Socrates imagines a group of people living in a cave with a fire burning above and behind them as the only source of light since childhood. They are chained together and thus unable to turn their heads around. All they can see is the stonewall in front of them on which they can see shadows of people and artefacts that are being carried on a path high above. Neither the people and objects, nor the world outside the cave can be seen by the prisoners. Thus, the people underground take the shadows on the wall for real objects as they’ve never seen the real world outside the cave.

Plato’s allegory of the cave illustrates how humans come to perceive the world, form beliefs and gain knowledge.

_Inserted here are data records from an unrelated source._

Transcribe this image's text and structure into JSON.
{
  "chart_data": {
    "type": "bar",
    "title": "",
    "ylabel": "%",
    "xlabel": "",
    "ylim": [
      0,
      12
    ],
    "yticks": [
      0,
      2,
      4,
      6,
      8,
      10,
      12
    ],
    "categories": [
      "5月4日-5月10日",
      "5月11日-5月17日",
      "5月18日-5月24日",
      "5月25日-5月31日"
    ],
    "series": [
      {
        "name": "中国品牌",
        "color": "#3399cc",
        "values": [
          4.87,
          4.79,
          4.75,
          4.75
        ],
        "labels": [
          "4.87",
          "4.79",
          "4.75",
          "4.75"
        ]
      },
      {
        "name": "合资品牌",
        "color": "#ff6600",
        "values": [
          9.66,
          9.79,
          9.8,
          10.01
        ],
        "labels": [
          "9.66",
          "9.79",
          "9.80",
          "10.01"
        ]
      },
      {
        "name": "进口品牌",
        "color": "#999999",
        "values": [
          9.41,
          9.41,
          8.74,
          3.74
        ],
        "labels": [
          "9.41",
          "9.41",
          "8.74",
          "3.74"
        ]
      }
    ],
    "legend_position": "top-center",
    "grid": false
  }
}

However, by using the allegory of the cave, Plato distinguishes the world of beliefs (prisoners in the cave who only see shadows) as the visible realm from the world of wisdom as the intelligible realm of the Forms. Putting things into perspective:

  • the prisoners: that’s us / humans
  • shadows on the wall: our beliefs gained by perception
  • the fact that the prisoners cannot move: we are bound by our own perception and cannot see beyond the visible
  • the fact that the ascent hurts when being freed: gaining knowledge hurts as we have to let go of beliefs that prove to be false and we have to acknowledge our inability to see

This allegory touches upon the question how we can see the truth. Does truth yield from empirical evidence (senses) or from the philosophical journey (intellect)?

Centuries later, the great Augustine modified Plato’s allegory to an ascent up the rocky mountain that symbolizes the pain and hardship of gaining knowledge. Whereas philosophy ends on top of the hill, theology goes further according to Augustine as faith comes before knowledge.

This is what I take from the cave allegory: Knowledge and wisdom are hard to gain and sometimes even painful as they are pushing us beyond the visible, the verifiable and beyond our own boundaries.